Tuesday, July 19, 2011

Arthur (1981) ****


Arthur is the story of a lovable drunk. A rich lovable drunk. Lovable drunks only appear in movies because most drunks break your stuff and urinate everywhere except the toilet. Arthur (Dudley Moore) doesn't work, just spends money with his faithful butler Hobson (John Gielgud) shaking his head in disgust. Arthur has been given an ultimatum: be the groom in an arranged marriage or be cut off. Dependence on money leads Arthur to reluctantly propose, but he ends up meeting his true love Linda (Liza Minnelli), a shoplifter from Queens. What everything boils down to is will Arthur decide to be rich and miserable or poor and happy.

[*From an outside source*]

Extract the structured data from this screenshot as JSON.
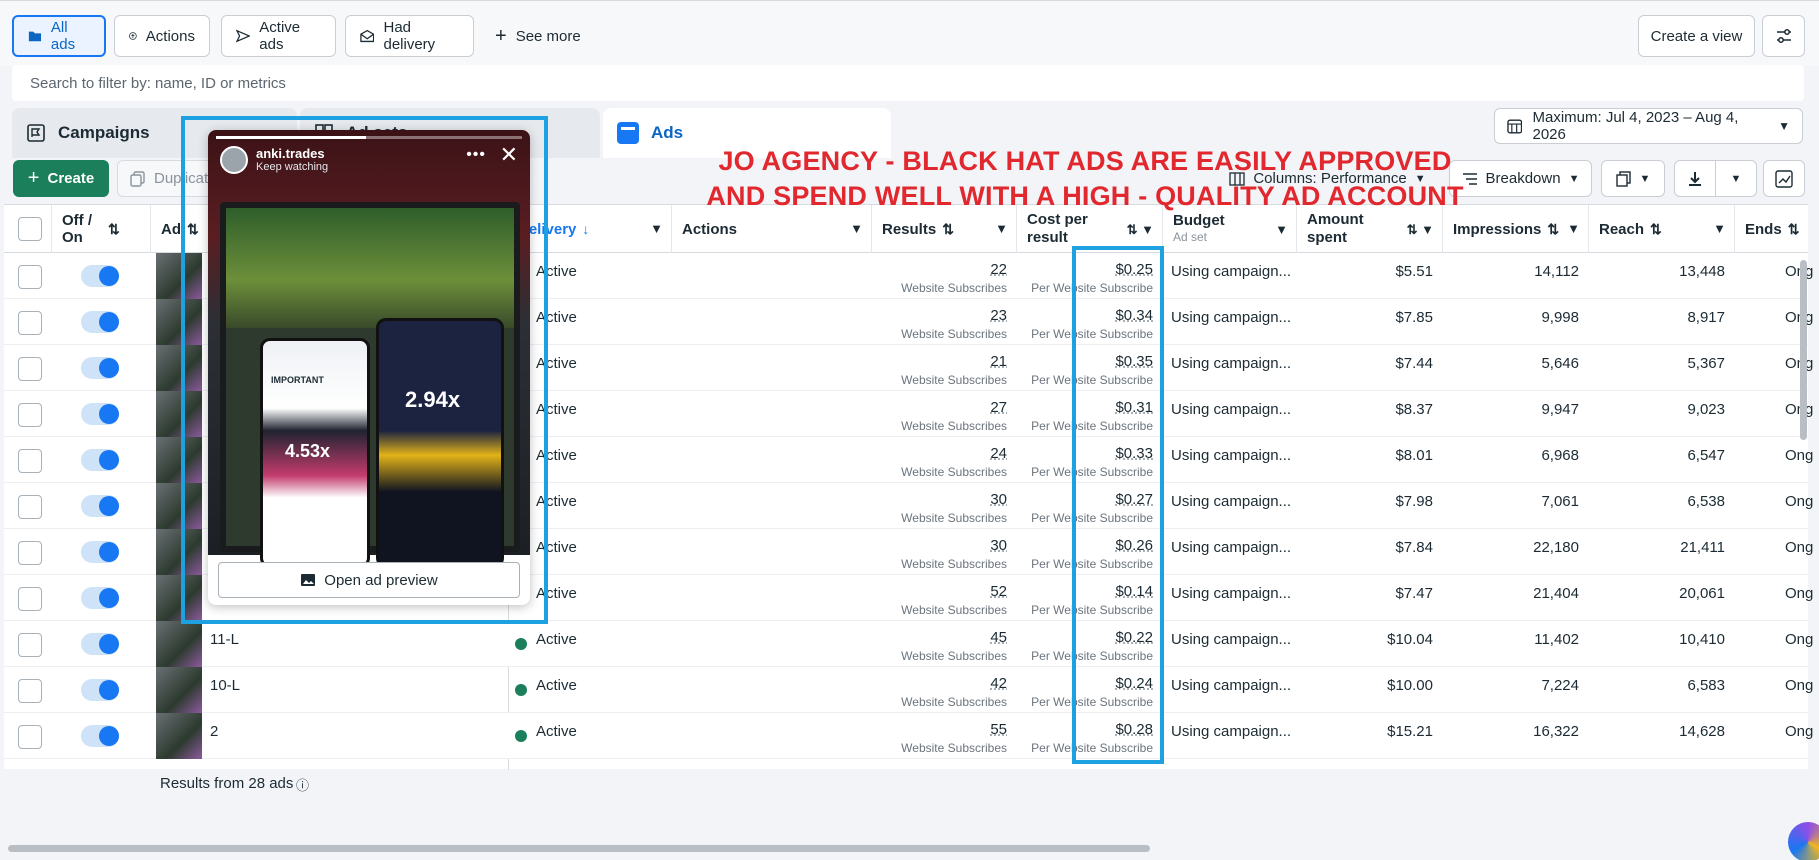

Arthur has a dated feel that all early '80's comedies have. It's hard to describe, it just has that vibe of life just before CD's and such. It could have easily become another one of the cliched films that cam from this era thirty years ago, but the story isn't a cliche. It's very basic and develops into something more than it would have been. Of course the combined efforts of Dudley Moore as Arthur, spouting drunken jokes as he stumbles through life and the dead pan wisecracking of Gielgud as Hobson push this film beyond standard date night celluloid. Gielgud rightly deserved the Oscar for this one.

Dated? Yes. Still entertaining? Sure. It's like a time capsule film. Sure, it's dated, but its worth digging up every couple of years.